Laswell has long been interested in dub music, a form created in Jamaica by legendary producers like King Tubby, Mad Professor, and Lee “Scratch” Perry. That interest seems natural considering the fact that dub strips music down to the drum and bass bone, then adds elements back in to provide coloring and flavor, much as a master chef adds spices to a recipe to create a unique dish. He has also done a lot of work with ambient sounds, creating soundscapes that can serve as foreground or background, allowing the mind to “space out” as in meditation. In Laswell’s words: “I think it’s just erasing thought and trying to disconnect the brain to just feel things … it’s just intuition.” On Book of Exit he brings the space of dub together with the soundwashes of the ambient landscape and produces music that sounds as though it comes from a long lost civilization. It retains elements that we are familiar with, but the result is not completely like any of those elements.
The album begins with “Ethiopia”, a piece featuring Laswell’s ambient guitar figure bolstered by some percussion and the accents of Kale’s tabla work. Ethiopian vocalist Gigi Shibabaw, whose voice is familiar to devotees of Laswell’s recent recordings (she is featured prominently on the Tabla Beat Science recordings, among others), floats freely and lightly over this ethereal background. At times the sheer beauty of her voice recalls some of the more tender work of Sinead O’Connor. She’s proven quite versatile, recording her own Laswell-produced album with the likes of Herbie Hancock, Wayne Shorter, and Pharoah Sanders. The track slides easily into the first dub piece, “The Lower Ground” which features melodica (or a melodica-like keyboard sound), recalling Augustus Pablo, one of the artists to whom the recording is dedicated (the other is Neil Cooper, who originally founded the ROIR label as a cassette-only enterprise). The track is spacey-both in its lightness and the profound spaces that are left in the music for accents and ornamentation.

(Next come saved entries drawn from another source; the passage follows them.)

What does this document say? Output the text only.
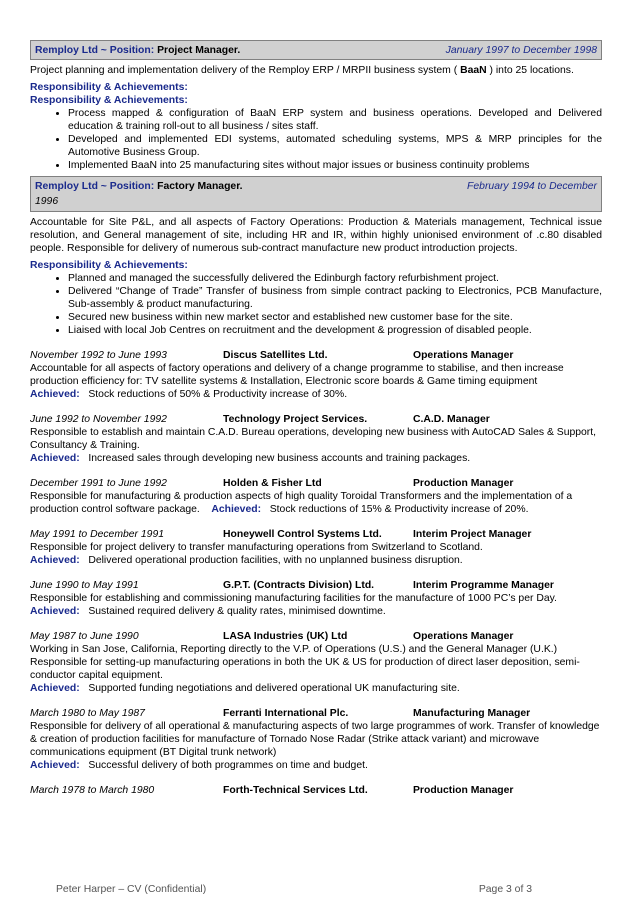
Remploy Ltd ~ Position: Project Manager.	January 1997 to December 1998

Project planning and implementation delivery of the Remploy ERP / MRPII business system ( BaaN ) into 25 locations.

Responsibility & Achievements:

Responsibility & Achievements:

• Process mapped & configuration of BaaN ERP system and business operations. Developed and Delivered education & training roll-out to all business / sites staff.
• Developed and implemented EDI systems, automated scheduling systems, MPS & MRP principles for the Automotive Business Group.
• Implemented BaaN into 25 manufacturing sites without major issues or business continuity problems
Remploy Ltd ~ Position: Factory Manager.	February 1994 to December
1996

Accountable for Site P&L, and all aspects of Factory Operations: Production & Materials management, Technical issue resolution, and General management of site, including HR and IR, within highly unionised environment of .c.80 disabled people. Responsible for delivery of numerous sub-contract manufacture new product introduction projects.

Responsibility & Achievements:

• Planned and managed the successfully delivered the Edinburgh factory refurbishment project.
• Delivered “Change of Trade” Transfer of business from simple contract packing to Electronics, PCB Manufacture, Sub-assembly & product manufacturing.
• Secured new business within new market sector and established new customer base for the site.
• Liaised with local Job Centres on recruitment and the development & progression of disabled people.
November 1992 to June 1993	Discus Satellites Ltd.	Operations Manager

Accountable for all aspects of factory operations and delivery of a change programme to stabilise, and then increase production efficiency for: TV satellite systems & Installation, Electronic score boards & Game timing equipment

Achieved: Stock reductions of 50% & Productivity increase of 30%.

June 1992 to November 1992	Technology Project Services.	C.A.D. Manager

Responsible to establish and maintain C.A.D. Bureau operations, developing new business with AutoCAD Sales & Support, Consultancy & Training.

Achieved: Increased sales through developing new business accounts and training packages.

December 1991 to June 1992	Holden & Fisher Ltd	Production Manager

Responsible for manufacturing & production aspects of high quality Toroidal Transformers and the implementation of a production control software package. Achieved: Stock reductions of 15% & Productivity increase of 20%.

May 1991 to December 1991	Honeywell Control Systems Ltd.	Interim Project Manager

Responsible for project delivery to transfer manufacturing operations from Switzerland to Scotland.

Achieved: Delivered operational production facilities, with no unplanned business disruption.

June 1990 to May 1991	G.P.T. (Contracts Division) Ltd.	Interim Programme Manager

Responsible for establishing and commissioning manufacturing facilities for the manufacture of 1000 PC’s per Day.

Achieved: Sustained required delivery & quality rates, minimised downtime.

May 1987 to June 1990	LASA Industries (UK) Ltd	Operations Manager

Working in San Jose, California, Reporting directly to the V.P. of Operations (U.S.) and the General Manager (U.K.) Responsible for setting-up manufacturing operations in both the UK & US for production of direct laser deposition, semi-conductor capital equipment.

Achieved: Supported funding negotiations and delivered operational UK manufacturing site.

March 1980 to May 1987	Ferranti International Plc.	Manufacturing Manager

Responsible for delivery of all operational & manufacturing aspects of two large programmes of work. Transfer of knowledge & creation of production facilities for manufacture of Tornado Nose Radar (Strike attack variant) and microwave communications equipment (BT Digital trunk network)

Achieved: Successful delivery of both programmes on time and budget.

March 1978 to March 1980	Forth-Technical Services Ltd.	Production Manager
Peter Harper – CV (Confidential)	Page 3 of 3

It’s clear that Laswell has investigated the work of Tubby and Perry and understood its implications well, because he manages to capture the “heavy lightness” of dub. Because the bass on dub tracks is “heavy”-out front and often speaker-wobblingly loud compared to the rest of the mix, the resulting overall sound is one of weightlessness (“lightness”), mimicking the effects of heavy-duty ganja smoking which usually accompanies the mixing of dub music. Laswell’s bass is more balanced in relation to the entire mix, but it is still out front and manages to convey the dub ambience well.

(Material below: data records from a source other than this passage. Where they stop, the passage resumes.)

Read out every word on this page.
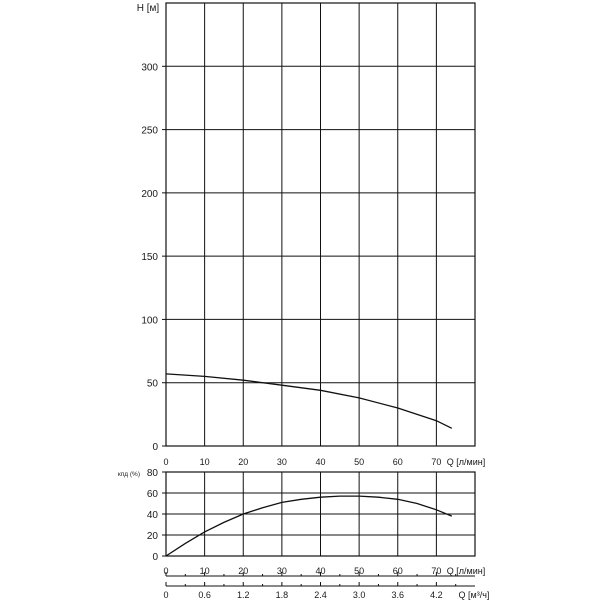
0
50
100
150
200
250
300
0	10	20	30	40	50	60	70
H [м]
Q [л/мин]
0
20
40
60
80
кпд (%)
0	10	20	30	40	50	60	70 Q [л/мин]
0	0.6	1.2	1.8	2.4	3.0	3.6	4.2 Q [м³/ч]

“Shashamani” is similar to the previous track, but things are even more down-tempo this time, with more echo-laden drum accents and some trippy guitar lines from Laswell. At this point listeners will either be deep into the soundscape that Laswell is presenting or incredibly bored, depending on their tastes. The fourth track, “Bati” brings the tempo up a bit, but remains heavily rooted in the dub aesthetic. Gigi returns to provide some wordless vocal flourishes that provide a melodic focus, drifting effortlessly in and out of the rhythmic gridwork established by Laswell, Kale, and Dieng. “Land of Look Behind” is ominous, with Laswell’s bass positively booming over minimal drums and the melodica again rising to the fore. The final selection, the twelve-minute “Jerusalem” is another ambient piece that showcases Gigi’s transcendent vocals. When Kale’s table work finds a groove, the piece works slowly toward a rhythmic conclusion, with all the musicians cooking, one of the few times the music rises much above a whisper.

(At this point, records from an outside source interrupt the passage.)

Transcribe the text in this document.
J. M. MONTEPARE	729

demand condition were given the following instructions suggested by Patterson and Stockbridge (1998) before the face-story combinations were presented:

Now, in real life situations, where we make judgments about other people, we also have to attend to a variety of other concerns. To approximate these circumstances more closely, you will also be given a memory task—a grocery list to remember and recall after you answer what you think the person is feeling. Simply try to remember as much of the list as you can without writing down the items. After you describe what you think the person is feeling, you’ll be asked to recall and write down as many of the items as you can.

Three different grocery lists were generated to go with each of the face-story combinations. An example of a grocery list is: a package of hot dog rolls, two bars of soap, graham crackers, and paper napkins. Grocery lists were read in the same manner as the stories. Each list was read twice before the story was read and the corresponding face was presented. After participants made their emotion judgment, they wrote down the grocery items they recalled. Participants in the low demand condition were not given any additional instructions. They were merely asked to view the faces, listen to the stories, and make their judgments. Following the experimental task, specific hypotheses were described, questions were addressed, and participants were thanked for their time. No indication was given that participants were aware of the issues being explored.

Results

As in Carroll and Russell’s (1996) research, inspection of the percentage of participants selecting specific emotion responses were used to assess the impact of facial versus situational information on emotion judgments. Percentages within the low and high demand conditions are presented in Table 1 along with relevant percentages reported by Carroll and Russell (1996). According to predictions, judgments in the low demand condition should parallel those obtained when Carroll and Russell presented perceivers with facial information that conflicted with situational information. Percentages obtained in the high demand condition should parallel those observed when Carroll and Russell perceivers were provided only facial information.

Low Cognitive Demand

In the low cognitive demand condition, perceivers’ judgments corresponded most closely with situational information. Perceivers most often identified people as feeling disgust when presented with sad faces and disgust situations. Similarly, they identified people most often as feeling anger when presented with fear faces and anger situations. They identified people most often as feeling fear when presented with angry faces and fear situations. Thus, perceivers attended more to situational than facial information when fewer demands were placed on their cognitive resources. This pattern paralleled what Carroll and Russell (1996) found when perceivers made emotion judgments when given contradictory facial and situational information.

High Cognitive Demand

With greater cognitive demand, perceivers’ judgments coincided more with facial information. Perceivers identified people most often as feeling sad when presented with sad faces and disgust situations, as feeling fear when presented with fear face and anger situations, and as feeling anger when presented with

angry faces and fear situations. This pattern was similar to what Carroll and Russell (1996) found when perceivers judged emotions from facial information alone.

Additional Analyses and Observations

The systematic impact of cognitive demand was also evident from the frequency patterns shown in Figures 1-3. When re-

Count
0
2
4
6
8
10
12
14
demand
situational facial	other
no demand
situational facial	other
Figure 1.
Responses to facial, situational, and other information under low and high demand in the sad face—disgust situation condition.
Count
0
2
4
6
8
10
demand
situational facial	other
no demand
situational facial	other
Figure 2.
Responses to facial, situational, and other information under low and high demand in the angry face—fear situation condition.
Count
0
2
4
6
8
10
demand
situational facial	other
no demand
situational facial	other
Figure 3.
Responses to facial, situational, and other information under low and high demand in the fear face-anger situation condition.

Because of the weighty, portentous sound of dub-heavy bass lines and the ethereal nature of the ambient sound washes together with Gigi’s exotic voice, Book of Exit can’t help but sound mysterious. It manages to stay away from vapid new age music, however, because the musicians do work together well, and because Laswell seems more interested in maintaining the spirit of dub than in using the sound as musical shorthand to spice up some kind of funky Third World stew. It is this commitment to the raw materials he throws into his cauldron that allows Laswell to come off as an intrepid musical adventurer rather than a culture pirate or a dilettante. Listeners who are willing to allow music to envelop them and unfold on its own terms rather than in ways dictated by Western notions of melodic and harmonic development will be well-rewarded by Book of Exit, and I highly recommend it to those listeners.